Torre’s seen all this before during his 12 hectic years with the New York Yankees. Maybe not the same precise controversy – although Jason Giambi’s brush with steroids unfolded under Torre’s watch – but when you’ve spent so much time dealing with the overbearing George Steinbrenner and soap opera that is Alex Rodriguez and the daily grind of managing in New York, everything else palls in comparison.
Even the return of Manny Ramirez from a 50-game suspension.
Bottom line for Joe, what’s going to happen is going to happen. There is no sense worrying about it or dwelling on it.
It would be a mistake not acknowledge what’s about to take place, but an even bigger error to bring more attention to it than will naturally happen.
Manny will come back, it will take some time for him to whip into baseball shape. But he’ll eventually get back into the swing of things and the team will be better off for it.
Manny will get an earful from opposing fans “He always has,” Torre said. “Only now they’ll have even more ammunition, so to speak.”
He’ll be wildly embraced by Dodger fans that will quickly, if not immediately, shove aside whatever wrong he did as if it never happened – just as hometown fans always do when their local heroes go astray.
Yes, a fraction of fans and media will never completely accept Manny again because they feel he cheated the game.
“I respect their feelings, I understand them,” said Torre, who agrees that steroids literally make players stronger, and therefore give the users an unfair advantage over the non users.

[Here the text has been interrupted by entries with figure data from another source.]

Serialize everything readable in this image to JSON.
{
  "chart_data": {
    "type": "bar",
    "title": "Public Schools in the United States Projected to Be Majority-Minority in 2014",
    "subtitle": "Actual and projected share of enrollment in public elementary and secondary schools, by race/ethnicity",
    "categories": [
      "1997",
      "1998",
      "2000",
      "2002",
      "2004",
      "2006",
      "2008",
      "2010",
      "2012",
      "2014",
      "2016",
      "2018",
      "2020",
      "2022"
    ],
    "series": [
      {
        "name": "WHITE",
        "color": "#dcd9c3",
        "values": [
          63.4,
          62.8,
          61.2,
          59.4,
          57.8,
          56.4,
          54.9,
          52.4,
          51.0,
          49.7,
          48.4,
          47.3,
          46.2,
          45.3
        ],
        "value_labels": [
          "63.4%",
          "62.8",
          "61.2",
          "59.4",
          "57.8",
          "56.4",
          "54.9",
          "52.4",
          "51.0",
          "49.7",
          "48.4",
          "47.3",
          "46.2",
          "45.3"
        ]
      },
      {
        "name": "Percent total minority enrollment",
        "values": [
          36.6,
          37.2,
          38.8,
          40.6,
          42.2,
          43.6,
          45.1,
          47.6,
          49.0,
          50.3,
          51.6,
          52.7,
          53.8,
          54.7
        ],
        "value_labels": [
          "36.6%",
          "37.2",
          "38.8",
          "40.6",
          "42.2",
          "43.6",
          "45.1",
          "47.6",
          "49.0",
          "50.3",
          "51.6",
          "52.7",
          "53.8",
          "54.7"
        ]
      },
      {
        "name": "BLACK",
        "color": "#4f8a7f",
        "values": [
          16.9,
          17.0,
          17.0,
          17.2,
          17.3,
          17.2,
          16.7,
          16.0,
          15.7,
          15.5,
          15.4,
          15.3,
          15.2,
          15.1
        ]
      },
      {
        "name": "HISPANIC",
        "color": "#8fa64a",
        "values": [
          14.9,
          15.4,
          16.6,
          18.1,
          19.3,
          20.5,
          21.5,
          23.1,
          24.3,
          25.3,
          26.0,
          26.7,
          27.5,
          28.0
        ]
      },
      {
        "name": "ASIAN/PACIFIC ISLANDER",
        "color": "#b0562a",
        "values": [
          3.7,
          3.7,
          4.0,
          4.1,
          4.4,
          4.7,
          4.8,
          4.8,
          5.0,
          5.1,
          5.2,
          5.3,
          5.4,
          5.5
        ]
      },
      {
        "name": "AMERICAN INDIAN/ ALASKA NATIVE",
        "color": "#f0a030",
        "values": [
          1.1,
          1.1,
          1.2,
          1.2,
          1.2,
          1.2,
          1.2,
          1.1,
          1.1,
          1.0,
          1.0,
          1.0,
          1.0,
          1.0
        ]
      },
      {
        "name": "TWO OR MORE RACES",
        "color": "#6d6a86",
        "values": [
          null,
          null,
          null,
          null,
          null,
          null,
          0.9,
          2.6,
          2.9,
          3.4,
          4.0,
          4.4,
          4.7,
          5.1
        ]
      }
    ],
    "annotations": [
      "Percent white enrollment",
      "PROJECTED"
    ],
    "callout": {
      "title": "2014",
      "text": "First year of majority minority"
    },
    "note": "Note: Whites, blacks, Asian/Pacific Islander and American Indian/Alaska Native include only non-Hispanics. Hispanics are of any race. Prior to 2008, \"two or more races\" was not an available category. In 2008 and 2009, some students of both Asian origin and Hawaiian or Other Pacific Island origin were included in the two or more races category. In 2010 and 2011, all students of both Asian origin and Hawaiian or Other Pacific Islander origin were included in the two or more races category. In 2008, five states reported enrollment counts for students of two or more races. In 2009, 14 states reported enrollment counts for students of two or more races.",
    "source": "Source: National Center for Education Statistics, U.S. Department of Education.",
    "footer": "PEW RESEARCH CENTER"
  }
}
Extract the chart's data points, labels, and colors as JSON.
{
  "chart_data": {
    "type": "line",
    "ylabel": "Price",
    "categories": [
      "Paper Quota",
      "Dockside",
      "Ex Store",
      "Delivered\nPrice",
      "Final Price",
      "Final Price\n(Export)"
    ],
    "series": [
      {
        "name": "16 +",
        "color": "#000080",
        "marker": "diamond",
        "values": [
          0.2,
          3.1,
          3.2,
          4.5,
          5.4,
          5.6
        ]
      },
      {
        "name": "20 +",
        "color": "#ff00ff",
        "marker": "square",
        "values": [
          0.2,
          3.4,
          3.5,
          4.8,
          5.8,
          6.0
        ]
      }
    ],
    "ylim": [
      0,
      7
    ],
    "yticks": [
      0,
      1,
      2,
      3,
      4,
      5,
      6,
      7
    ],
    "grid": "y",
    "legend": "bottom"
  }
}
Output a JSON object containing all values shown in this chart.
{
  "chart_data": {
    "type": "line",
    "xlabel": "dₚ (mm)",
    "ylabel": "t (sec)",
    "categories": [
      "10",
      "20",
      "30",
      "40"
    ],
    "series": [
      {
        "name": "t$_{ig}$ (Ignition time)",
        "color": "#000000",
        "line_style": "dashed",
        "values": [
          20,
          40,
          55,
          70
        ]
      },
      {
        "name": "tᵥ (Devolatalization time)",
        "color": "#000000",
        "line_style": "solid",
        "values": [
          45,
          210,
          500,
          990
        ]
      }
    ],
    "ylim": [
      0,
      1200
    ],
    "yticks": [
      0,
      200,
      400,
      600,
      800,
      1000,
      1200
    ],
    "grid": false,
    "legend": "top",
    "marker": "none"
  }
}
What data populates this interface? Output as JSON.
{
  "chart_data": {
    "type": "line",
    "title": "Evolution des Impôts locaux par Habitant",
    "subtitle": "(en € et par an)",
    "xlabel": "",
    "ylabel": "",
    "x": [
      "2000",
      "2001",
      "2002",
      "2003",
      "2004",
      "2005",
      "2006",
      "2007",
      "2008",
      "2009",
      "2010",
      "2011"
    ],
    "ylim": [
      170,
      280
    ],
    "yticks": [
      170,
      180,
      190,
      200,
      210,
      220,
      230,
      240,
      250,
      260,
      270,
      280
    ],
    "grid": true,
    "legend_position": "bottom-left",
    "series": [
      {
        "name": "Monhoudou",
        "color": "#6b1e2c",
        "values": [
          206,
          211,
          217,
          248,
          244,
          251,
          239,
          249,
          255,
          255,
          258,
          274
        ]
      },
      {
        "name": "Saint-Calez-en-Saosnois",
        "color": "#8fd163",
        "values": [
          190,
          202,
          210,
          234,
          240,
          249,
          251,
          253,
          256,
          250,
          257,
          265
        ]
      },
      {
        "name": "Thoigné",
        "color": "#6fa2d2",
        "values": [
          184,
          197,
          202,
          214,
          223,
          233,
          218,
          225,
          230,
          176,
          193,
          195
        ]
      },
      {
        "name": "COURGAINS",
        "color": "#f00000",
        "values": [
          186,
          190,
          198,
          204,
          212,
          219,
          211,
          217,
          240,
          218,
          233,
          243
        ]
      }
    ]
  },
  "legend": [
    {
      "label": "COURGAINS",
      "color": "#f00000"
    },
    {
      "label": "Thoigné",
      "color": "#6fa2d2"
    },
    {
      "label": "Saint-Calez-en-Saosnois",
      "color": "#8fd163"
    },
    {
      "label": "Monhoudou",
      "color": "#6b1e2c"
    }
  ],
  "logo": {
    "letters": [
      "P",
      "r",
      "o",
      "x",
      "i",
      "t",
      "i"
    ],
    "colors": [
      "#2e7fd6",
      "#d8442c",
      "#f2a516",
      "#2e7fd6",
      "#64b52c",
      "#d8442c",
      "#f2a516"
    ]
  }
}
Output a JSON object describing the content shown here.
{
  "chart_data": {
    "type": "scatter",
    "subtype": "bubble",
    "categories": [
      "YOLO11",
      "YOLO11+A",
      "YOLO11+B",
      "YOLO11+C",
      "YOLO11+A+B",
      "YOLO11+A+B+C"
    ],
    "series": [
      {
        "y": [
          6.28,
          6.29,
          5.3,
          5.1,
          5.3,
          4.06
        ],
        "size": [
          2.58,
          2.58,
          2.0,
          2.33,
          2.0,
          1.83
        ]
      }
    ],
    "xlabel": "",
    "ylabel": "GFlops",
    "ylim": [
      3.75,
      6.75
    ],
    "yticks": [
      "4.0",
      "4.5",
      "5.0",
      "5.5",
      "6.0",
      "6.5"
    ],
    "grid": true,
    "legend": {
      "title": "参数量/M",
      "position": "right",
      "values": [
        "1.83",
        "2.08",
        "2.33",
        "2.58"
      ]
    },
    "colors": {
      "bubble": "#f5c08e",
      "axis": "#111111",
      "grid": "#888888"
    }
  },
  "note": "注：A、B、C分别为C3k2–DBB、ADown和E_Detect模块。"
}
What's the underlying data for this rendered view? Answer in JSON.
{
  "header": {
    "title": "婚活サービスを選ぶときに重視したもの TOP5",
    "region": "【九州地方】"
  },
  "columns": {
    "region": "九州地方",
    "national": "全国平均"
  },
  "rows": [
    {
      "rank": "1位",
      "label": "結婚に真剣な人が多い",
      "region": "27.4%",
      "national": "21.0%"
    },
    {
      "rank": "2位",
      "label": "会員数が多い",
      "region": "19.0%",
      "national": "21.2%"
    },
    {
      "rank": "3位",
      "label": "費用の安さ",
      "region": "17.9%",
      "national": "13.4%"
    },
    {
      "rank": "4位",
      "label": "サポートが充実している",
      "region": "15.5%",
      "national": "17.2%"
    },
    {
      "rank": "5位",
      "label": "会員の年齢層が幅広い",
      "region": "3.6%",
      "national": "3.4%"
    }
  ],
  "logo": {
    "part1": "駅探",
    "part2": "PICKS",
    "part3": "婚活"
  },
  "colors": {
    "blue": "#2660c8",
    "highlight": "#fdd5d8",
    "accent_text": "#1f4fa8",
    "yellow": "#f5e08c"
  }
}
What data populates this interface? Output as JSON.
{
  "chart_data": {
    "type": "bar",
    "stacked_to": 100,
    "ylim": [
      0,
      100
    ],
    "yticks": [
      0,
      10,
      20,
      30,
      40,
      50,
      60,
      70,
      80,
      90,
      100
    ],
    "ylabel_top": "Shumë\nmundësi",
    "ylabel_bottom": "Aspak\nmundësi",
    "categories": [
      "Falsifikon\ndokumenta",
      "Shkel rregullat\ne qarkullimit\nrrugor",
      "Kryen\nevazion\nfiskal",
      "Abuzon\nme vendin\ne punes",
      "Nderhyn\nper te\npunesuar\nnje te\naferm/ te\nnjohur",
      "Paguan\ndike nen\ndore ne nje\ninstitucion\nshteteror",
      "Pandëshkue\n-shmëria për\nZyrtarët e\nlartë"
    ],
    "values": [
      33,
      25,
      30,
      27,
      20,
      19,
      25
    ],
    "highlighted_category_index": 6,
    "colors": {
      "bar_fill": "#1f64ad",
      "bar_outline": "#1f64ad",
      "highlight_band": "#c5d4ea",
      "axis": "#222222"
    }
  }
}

In other words, they cheated.
But he’s quick to point out he’s yet to meet the person who hasn’t done something they’ve regretted in life, and he wonders if one mistake should ruin a life, or career.
You don’t have to agree with everything Torre says about Manny, but you get the sense when listening to him he’d say the same exact thing if an opposing player got caught up in the same controversy.
He’s honest, practical.
That’s to be respected, and it makes him the best manager to handle what’s about to unfold over the next few weeks, if not remainder of the season.